What did happen in Rhode Island, though, is that the Rhode Island minimum wage increased on January 1, 2007, as it was supposed to, and it went up for $7.40 per hour for all employees who are age 16 and older. This rate puts Rhode Island as one of the highest in the country; however, that rate does not apply for all citizens and employees in the state.

For instance, if you have a full time student on your books as a worker, and they work for you in a non profit, community service, or religious setting, or they work for you in an educational setting (such as in a library), then you do not have to pay them the full minimum wage. You can instead pay them 90 percent of the Rhode Island minimum wage, or $6.66 per hour.

Rhode Island Minimum Wage Issues

April 29th, 2007 Posted by Mark

A recent protest in Rhode Island could show where the next change in that state’s minimum wage law could come. Dozens of Latino workers protested in the small city of Central Falls, organized by an immigrant group called the Fuerza and another called the Comite de Immigrantes, as well as unions such as the Service Employees International Union, or the SEIU, the local 615, nonprofits such as Jobs for Justice, English for Action, and the Brown University Student Labor Alliance.

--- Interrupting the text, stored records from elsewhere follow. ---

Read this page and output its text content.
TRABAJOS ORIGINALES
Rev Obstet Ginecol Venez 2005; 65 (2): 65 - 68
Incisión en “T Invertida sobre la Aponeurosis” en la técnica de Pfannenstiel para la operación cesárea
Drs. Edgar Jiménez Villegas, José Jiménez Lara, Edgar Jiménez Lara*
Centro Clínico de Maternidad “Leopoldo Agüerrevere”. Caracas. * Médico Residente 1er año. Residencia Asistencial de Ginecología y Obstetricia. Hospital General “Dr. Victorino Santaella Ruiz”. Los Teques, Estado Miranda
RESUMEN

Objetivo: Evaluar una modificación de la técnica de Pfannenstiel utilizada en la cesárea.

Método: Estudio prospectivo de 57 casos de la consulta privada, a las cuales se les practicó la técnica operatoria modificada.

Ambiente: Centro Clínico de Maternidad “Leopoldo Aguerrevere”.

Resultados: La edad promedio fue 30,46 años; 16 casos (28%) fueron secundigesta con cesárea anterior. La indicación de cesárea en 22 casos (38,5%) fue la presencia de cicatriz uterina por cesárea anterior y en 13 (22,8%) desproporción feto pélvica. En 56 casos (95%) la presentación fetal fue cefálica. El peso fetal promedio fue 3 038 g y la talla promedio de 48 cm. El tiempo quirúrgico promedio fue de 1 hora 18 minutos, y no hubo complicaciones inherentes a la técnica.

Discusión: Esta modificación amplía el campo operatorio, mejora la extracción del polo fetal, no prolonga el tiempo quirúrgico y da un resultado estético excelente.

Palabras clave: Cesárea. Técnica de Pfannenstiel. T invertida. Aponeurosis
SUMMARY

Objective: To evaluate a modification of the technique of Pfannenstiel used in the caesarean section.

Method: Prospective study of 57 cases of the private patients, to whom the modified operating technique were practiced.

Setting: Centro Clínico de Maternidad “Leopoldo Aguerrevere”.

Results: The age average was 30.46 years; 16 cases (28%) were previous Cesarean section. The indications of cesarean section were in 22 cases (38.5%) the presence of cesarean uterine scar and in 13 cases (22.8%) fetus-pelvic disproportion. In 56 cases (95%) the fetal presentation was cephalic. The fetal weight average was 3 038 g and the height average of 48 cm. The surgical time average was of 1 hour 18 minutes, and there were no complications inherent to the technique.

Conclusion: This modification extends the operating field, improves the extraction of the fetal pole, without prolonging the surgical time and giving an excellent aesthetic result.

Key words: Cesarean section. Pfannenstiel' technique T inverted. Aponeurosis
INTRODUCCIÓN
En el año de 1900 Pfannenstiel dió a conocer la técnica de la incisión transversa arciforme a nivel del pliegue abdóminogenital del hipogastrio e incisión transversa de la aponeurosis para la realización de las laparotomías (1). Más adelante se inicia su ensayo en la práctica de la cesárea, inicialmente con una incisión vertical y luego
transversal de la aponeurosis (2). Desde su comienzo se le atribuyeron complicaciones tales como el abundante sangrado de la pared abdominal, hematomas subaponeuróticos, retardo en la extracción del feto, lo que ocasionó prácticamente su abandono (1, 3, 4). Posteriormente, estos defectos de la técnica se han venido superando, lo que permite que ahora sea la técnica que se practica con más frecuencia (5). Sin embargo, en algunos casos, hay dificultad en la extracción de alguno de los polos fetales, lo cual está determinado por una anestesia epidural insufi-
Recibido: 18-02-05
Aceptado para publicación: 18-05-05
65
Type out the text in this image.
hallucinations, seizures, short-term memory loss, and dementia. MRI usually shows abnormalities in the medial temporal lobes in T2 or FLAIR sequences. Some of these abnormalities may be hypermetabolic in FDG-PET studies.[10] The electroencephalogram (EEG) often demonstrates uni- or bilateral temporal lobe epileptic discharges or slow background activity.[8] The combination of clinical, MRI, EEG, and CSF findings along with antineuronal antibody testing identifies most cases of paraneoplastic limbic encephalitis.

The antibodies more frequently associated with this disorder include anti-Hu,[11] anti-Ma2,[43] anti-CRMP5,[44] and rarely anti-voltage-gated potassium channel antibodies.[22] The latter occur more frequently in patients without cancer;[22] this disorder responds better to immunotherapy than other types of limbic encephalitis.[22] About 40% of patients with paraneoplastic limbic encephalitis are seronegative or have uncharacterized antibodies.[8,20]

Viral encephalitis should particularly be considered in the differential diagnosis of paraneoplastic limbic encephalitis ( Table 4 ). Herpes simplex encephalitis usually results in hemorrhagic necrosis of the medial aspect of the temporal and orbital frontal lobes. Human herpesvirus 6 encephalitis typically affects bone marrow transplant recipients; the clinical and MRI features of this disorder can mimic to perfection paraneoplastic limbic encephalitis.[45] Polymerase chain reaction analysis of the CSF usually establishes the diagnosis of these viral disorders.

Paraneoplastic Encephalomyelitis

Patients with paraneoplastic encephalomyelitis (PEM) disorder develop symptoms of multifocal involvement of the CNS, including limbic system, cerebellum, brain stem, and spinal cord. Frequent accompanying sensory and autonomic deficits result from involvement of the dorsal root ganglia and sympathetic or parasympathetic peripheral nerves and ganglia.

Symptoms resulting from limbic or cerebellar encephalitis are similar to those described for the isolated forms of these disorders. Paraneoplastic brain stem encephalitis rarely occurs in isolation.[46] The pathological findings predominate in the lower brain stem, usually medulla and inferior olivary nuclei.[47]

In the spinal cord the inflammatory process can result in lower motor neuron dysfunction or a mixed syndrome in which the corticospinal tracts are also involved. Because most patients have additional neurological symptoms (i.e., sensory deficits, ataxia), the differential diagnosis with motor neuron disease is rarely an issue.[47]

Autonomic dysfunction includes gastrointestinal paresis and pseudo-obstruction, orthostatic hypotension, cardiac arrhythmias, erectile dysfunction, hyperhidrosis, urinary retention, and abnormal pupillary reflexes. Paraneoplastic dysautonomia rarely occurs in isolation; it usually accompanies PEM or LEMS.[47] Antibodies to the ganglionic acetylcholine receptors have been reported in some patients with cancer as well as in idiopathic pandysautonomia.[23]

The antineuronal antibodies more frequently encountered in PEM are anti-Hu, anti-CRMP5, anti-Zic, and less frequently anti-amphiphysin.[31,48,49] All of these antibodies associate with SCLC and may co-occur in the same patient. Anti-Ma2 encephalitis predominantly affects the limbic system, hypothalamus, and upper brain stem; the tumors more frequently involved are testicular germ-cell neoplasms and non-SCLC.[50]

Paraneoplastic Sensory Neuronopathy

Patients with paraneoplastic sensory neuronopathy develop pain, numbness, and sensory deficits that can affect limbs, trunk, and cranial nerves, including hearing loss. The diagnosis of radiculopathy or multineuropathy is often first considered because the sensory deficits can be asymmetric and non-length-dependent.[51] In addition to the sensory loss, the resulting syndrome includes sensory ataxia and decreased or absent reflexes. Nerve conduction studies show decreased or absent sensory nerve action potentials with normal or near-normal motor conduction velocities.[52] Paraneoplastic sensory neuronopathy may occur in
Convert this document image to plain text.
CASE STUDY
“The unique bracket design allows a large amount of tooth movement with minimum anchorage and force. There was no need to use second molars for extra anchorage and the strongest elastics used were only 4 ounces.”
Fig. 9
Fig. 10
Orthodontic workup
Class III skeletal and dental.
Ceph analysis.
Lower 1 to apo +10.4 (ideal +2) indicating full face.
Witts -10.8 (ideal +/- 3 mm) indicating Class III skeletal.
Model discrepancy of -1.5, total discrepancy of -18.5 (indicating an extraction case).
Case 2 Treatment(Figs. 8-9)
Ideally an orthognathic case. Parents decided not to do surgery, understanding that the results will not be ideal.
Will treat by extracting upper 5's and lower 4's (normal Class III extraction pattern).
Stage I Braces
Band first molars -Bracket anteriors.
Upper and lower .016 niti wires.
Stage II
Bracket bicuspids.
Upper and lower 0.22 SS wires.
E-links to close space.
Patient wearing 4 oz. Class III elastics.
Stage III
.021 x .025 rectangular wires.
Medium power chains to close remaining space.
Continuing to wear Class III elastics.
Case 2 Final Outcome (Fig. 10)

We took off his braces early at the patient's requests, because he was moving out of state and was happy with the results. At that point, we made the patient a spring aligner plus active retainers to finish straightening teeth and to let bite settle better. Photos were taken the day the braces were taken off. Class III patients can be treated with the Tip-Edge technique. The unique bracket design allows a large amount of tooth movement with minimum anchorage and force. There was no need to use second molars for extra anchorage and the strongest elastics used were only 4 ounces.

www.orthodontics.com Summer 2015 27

The idea behind the protest was to tell the state legislature that certain workers need reform to the laws when it comes to their minimum wage, their health care benefits, their child care services, and other services that all families need, they said. One of the biggest issues they are protesting against—and the reason why I am brining up the protest in Rhode Island at all, is that the Rhode Island minimum wage law has a lower tier of payment allowed for employers to pay their employees who are technically exempt from the regular minimum wage law.

For instance, the Rhode Island minimum wage law allows workers such as dishwashers, baby sitters, factory workers of some sorts, and house cleaners to be paid about $2.40 per hour less than the regular worker under the Rhode Island minimum wage law. The argument here, too, is that it is not necessarily stuff that is in the Rhode Island minimum wage law that is causing this issue. It is also the fact that some of these workers could be illegal workers, and thus if they complain to their employers about their pay, they could then just get fired because they should not, under the law, have a job anyway.

I do not want to get into any of the moral, political, or anger issues that sometimes come up when talking about immigrant issues. I am squeamish about politics, as all of my loyal readers know.

Rhode Island Minimum Wage Changes (cont.)

February 10th, 2007 Posted by Mark

Why, those exclusions and exceptions don’t stop with students under the age of 19 who work at certain nonprofit, educational, religious, or other public service type organizations. There are several more and equally important minimum wage exceptions in the state of Rhode Island, according to the law passed by the Rhode Island General Assembly last year.

For instance, there is an exception made for 14 and 15 years olds who work less than 24 hours in a week. If they work more than 24 hours, they are entitled to a higher minimum wage. But under the Rhode Island minimum wage laws as they stand now, these minors who don’t work more than 24 hours in a week have their own special minimum, which is $5.55 per hour.

There are also special exceptions for adult workers in certain job types and industries that we shall look at. For example, any worker in domestic service type positions at a private house, or in federal service, or in some form of voluntary work at an educational, charitable, religious, or nonprofit group where there is no traditional employer and employee relationship are not included in the standard Rhode Island minimum wage.

Do not include newspaper delivery boys and girls either, or any newspaper delivery person for that matter, as well as shoe shine type employees, caddies who work on golf courses, theater ushers, and any type of sales person who works on an outside type basis.

When an employee is a son or daughter of the employer, or any minor employed by their parent, these standard rules of the Rhode Island minimum wage do not apply as well. Included, too, on this list are people who work at resorts or camp type settings that are not open more than 6 months out of the year.